Former Hewlett Packard CEO Carly Fiorina has been vetted as a possible vice president choice by the campaign of Texas Senator Ted Cruz.
Jeff Roe, Cruz’s campaign manager, tweeted on Monday that the campaign short listed the names of possible vice presidents. “We have narrowed our VP candidates to a short list and are going thru the normal processes associated with picking a running mate,” the tweet says.
Speaking with CNN, Cruz’s campaign chairperson Chad Sweet said, “[Cruz] is vetting a number of solid candidates, and certainly Ms. Fiorina is absolutely one of them. She’s one of the most talented business leaders of modern times.” Fiorina’s selection as a possible vice president by Cruz’s campaign was also confirmed by her aide, Sarah Isgur Flores, CNN reports.

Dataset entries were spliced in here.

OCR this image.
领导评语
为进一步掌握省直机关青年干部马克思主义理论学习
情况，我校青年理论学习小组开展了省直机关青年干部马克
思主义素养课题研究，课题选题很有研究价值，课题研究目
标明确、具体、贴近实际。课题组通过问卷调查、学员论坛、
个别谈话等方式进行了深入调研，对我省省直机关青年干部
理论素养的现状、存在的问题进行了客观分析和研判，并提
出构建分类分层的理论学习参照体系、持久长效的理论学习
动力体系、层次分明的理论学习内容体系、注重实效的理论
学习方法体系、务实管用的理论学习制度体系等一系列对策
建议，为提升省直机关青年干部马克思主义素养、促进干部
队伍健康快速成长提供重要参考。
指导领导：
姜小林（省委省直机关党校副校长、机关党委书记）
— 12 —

While Cruz said that his campaign has begun shortlisting the possible candidates for the post of vice president, he did not confirm whether Fiorina was included in the selection, as reported by ABC News.

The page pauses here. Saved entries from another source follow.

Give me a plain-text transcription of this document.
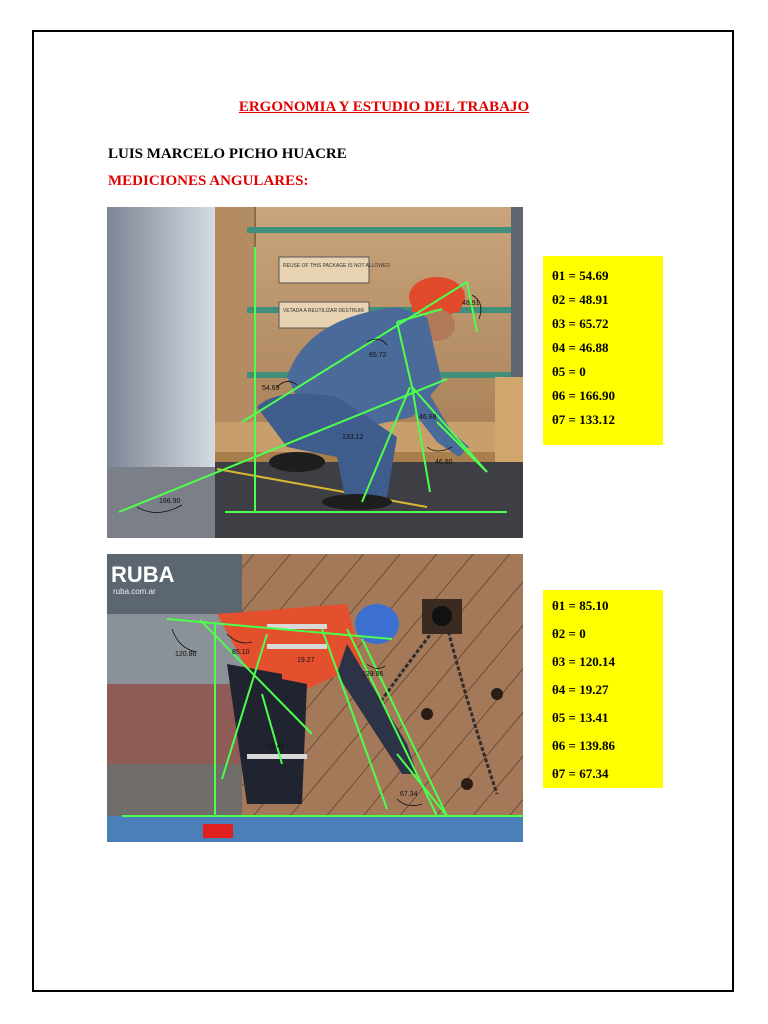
ERGONOMIA Y ESTUDIO DEL TRABAJO
LUIS MARCELO PICHO HUACRE
MEDICIONES ANGULARES:
REUSE OF THIS PACKAGE IS NOT ALLOWED
VETADA A REUTILIZAR DESTRUIR
48.91
65.72
54.69
46.88
166.90
133.12
46.90
θ1 = 54.69
θ2 = 48.91
θ3 = 65.72
θ4 = 46.88
θ5 = 0
θ6 = 166.90
θ7 = 133.12
RUBA
ruba.com.ar
120.86	85.10
19.27
139.86
13.41
67.34
θ1 = 85.10
θ2 = 0
θ3 = 120.14
θ4 = 19.27
θ5 = 13.41
θ6 = 139.86
θ7 = 67.34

“We have acknowledged some time ago that we have begun a vice presidential search process. Any responsible candidate just a couple of months out from the convention would begin that process,” he said.
“We’ve begun examining both a long list and now a shorter list that has been called. And that naturally includes a vetting process. At this point, no decisions have been made in terms of who a nominee would be. Or what the timing would be of the announcement.”
Fiorina had bowed out of the presidential race in February. She has endorsed Cruz. The Texas senator will be partnering with Ohio Governor John Kasich to block Republican front runner and business mogul Donald Trump from clinching a nomination.
A CBS News’ count reveals that Trump is leading the Republican race with 844 delegates, while Cruz and Kasich are following behind with 555 and 147 delegates, respectively.
A report by the Bipartisan Policy Center said that candidates should begin the vetting process as early as eight weeks prior to the convention. This year, the convention will be held in July instead of August; and so the candidates have a shorter window to make their pick.